We are the Salt Lake City chapter of an international mentorship group with a focus on helping more women become active participants and leaders in the Python open-source community. Our mission is to promote, educate and advance a diverse Python community through outreach, education, conferences, events and social gatherings. PyLadies also aims to provide a friendly support network for women and a bridge to the larger Python world. Anyone with an interest in Python is encouraged to participate!
The March PyLadies meetup will be led by Ayla!
The Bash shell and command line scripting language is a powerful tool for anyone working with data, working in the cloud or who wants to work faster on the command line. This talk will be a review of Bash fundamentals and how to use it productively.

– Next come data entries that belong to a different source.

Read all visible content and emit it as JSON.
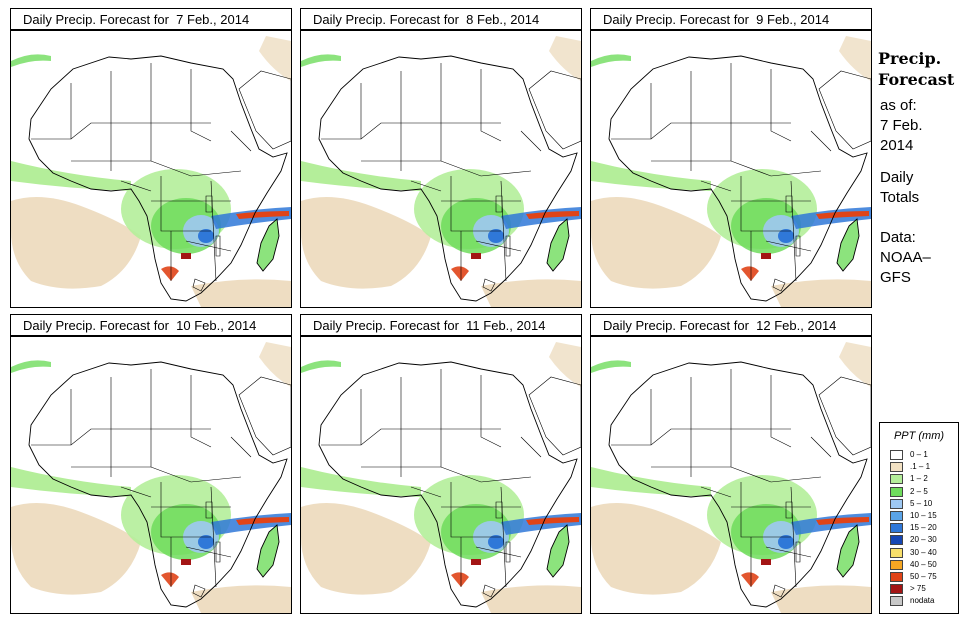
{
  "panels": [
    {
      "title_prefix": "Daily Precip. Forecast for",
      "date": "7 Feb., 2014"
    },
    {
      "title_prefix": "Daily Precip. Forecast for",
      "date": "8 Feb., 2014"
    },
    {
      "title_prefix": "Daily Precip. Forecast for",
      "date": "9 Feb., 2014"
    },
    {
      "title_prefix": "Daily Precip. Forecast for",
      "date": "10 Feb., 2014"
    },
    {
      "title_prefix": "Daily Precip. Forecast for",
      "date": "11 Feb., 2014"
    },
    {
      "title_prefix": "Daily Precip. Forecast for",
      "date": "12 Feb., 2014"
    }
  ],
  "side": {
    "title_line1": "Precip.",
    "title_line2": "Forecast",
    "asof_label": "as of:",
    "asof_date_line1": "7 Feb.",
    "asof_date_line2": "2014",
    "totals_line1": "Daily",
    "totals_line2": "Totals",
    "data_label": "Data:",
    "data_source_line1": "NOAA–",
    "data_source_line2": "GFS"
  },
  "legend": {
    "title": "PPT (mm)",
    "items": [
      {
        "label": "0 – 1",
        "color": "#ffffff"
      },
      {
        "label": ".1 – 1",
        "color": "#f2e1c3"
      },
      {
        "label": "1 – 2",
        "color": "#b4ee9a"
      },
      {
        "label": "2 – 5",
        "color": "#6fdc5c"
      },
      {
        "label": "5 – 10",
        "color": "#9ec8f2"
      },
      {
        "label": "10 – 15",
        "color": "#5aa4e8"
      },
      {
        "label": "15 – 20",
        "color": "#2f78d8"
      },
      {
        "label": "20 – 30",
        "color": "#1546b4"
      },
      {
        "label": "30 – 40",
        "color": "#f8df6a"
      },
      {
        "label": "40 – 50",
        "color": "#f5a623"
      },
      {
        "label": "50 – 75",
        "color": "#e04418"
      },
      {
        "label": "> 75",
        "color": "#a31515"
      },
      {
        "label": "nodata",
        "color": "#c8c8c8"
      }
    ]
  },
  "colors": {
    "tan": "#e8d2ad",
    "lightgreen": "#b4ee9a",
    "green": "#6fdc5c",
    "lightblue": "#9ec8f2",
    "blue": "#2f78d8",
    "red": "#e04418",
    "darkred": "#a31515"
  }
}
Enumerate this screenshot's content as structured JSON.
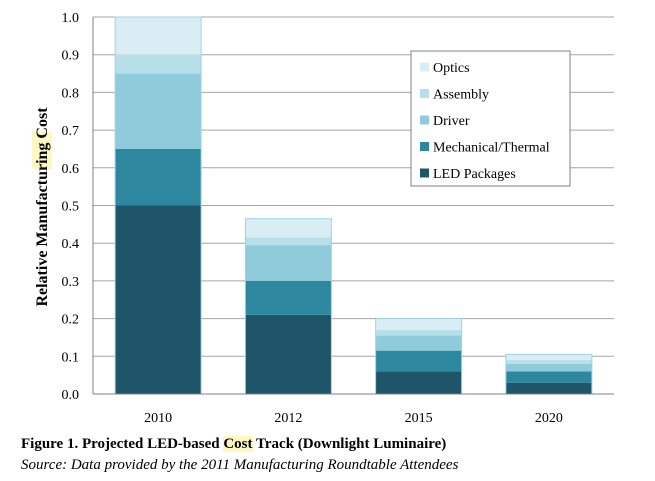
{
  "chart_data": {
    "type": "bar",
    "stacked": true,
    "categories": [
      "2010",
      "2012",
      "2015",
      "2020"
    ],
    "series": [
      {
        "name": "LED Packages",
        "color": "#1f5568",
        "values": [
          0.5,
          0.21,
          0.06,
          0.03
        ]
      },
      {
        "name": "Mechanical/Thermal",
        "color": "#2d879e",
        "values": [
          0.15,
          0.09,
          0.055,
          0.03
        ]
      },
      {
        "name": "Driver",
        "color": "#90cbdc",
        "values": [
          0.2,
          0.095,
          0.04,
          0.02
        ]
      },
      {
        "name": "Assembly",
        "color": "#b6dfe9",
        "values": [
          0.05,
          0.02,
          0.015,
          0.01
        ]
      },
      {
        "name": "Optics",
        "color": "#d9eef4",
        "values": [
          0.1,
          0.05,
          0.03,
          0.015
        ]
      }
    ],
    "ylabel_prefix": "Relative Manufacturing ",
    "ylabel_highlight": "Cost",
    "ylim": [
      0,
      1.0
    ],
    "yticks": [
      "0.0",
      "0.1",
      "0.2",
      "0.3",
      "0.4",
      "0.5",
      "0.6",
      "0.7",
      "0.8",
      "0.9",
      "1.0"
    ],
    "grid": true,
    "legend_position": "top-right",
    "legend_order": [
      "Optics",
      "Assembly",
      "Driver",
      "Mechanical/Thermal",
      "LED Packages"
    ]
  },
  "caption": {
    "prefix": "Figure 1.  Projected LED-based ",
    "highlight": "Cost",
    "suffix": " Track (Downlight Luminaire)"
  },
  "source": "Source: Data provided by the 2011 Manufacturing Roundtable Attendees"
}
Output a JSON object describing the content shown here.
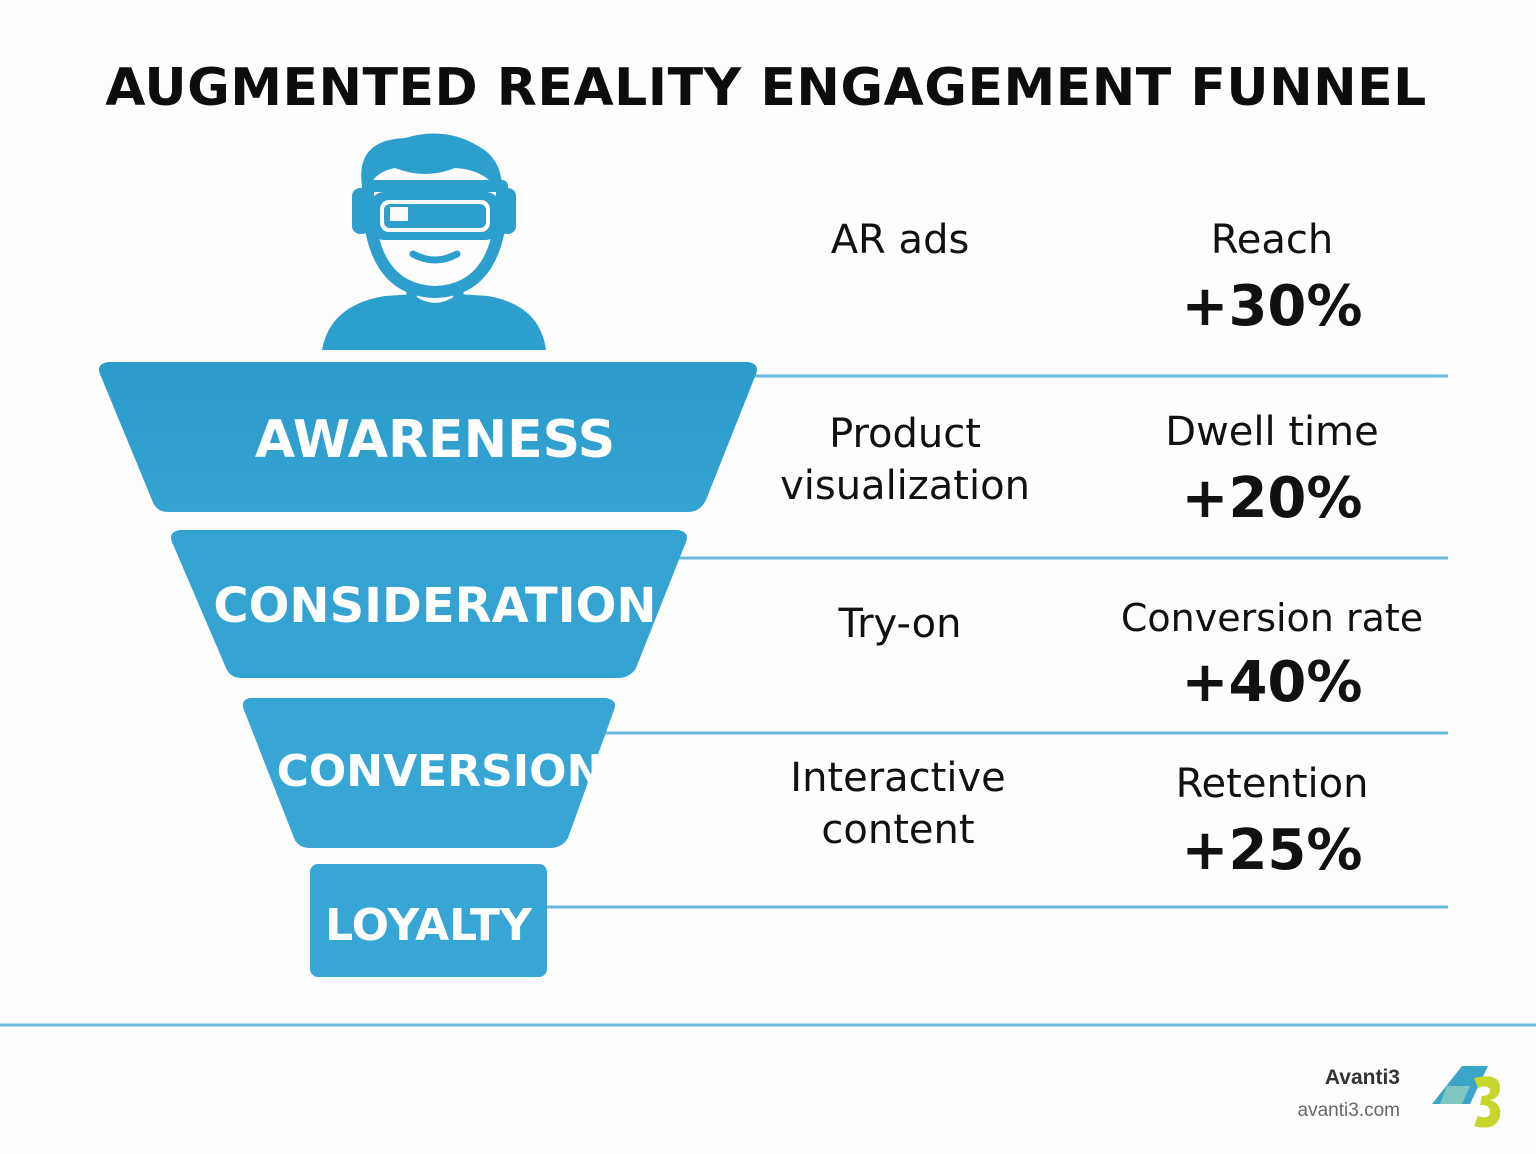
{
  "title": "AUGMENTED REALITY ENGAGEMENT FUNNEL",
  "stages": [
    {
      "label": "AWARENESS"
    },
    {
      "label": "CONSIDERATION"
    },
    {
      "label": "CONVERSION"
    },
    {
      "label": "LOYALTY"
    }
  ],
  "rows": [
    {
      "tactic_line1": "AR ads",
      "tactic_line2": "",
      "metric": "Reach",
      "value": "+30%"
    },
    {
      "tactic_line1": "Product",
      "tactic_line2": "visualization",
      "metric": "Dwell time",
      "value": "+20%"
    },
    {
      "tactic_line1": "Try-on",
      "tactic_line2": "",
      "metric": "Conversion rate",
      "value": "+40%"
    },
    {
      "tactic_line1": "Interactive",
      "tactic_line2": "content",
      "metric": "Retention",
      "value": "+25%"
    }
  ],
  "footer": {
    "brand": "Avanti3",
    "url": "avanti3.com"
  },
  "icons": {
    "user": "ar-headset-user-icon",
    "logo": "avanti3-logo-icon"
  },
  "colors": {
    "primary": "#2d9fcd",
    "line": "#6cb9dc",
    "logo_teal": "#3aa5c9",
    "logo_green": "#c7d62a"
  }
}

The April PyLadies meetup will be led by Evan! Here is the description:
Have you ever wondered how when you enter "pip install request --user --no-cache-dir" or "Django-admin start project hellowworld_project ." if that was in bash/PowerShell(?) or python. Wait? Python? How can that be? Yup, it's Python. You may not know this, but there are plenty of built-ins and packages that give you the ability to make your command line scripts and tools all in Python! Do you think the creators/contributors of pipenv, Django, Flask, Scrapy did any Bash programming? Do people still program in Bash? Don't answer that. I know they do. Moreover, you may be one of them. Well lucky for you, you won't have to after being introduced to Click. Or at least have Python as an option. This CLI (command line interface) Python framework will uncover the magic of letting Python take the wheel. Yes, I laughed at that pun. I hope you did too.
However, don't take my word for it. Here are the authors' main reasons for creating this excellent package. From his aptly titled “Why Click?”:
* is lazily composable without restrictions
* supports the implementation of Unix/POSIX command line conventions
* supports loading values from environment variables out of the box
* supports for prompting of custom values
* is fully nestable and composable
* works the same in Python 2 and 3
* supports file handling out of the box
* comes with useful common helpers (getting terminal dimensions, ANSI colors, fetching direct keyboard input, screen clearing, finding config paths, launching apps and editors, etc.)
I would also add emojis. Yes, emojis. I don't know about you but I've seen funny emojis from these Python CLI's and now I and you will find out how that is with Click!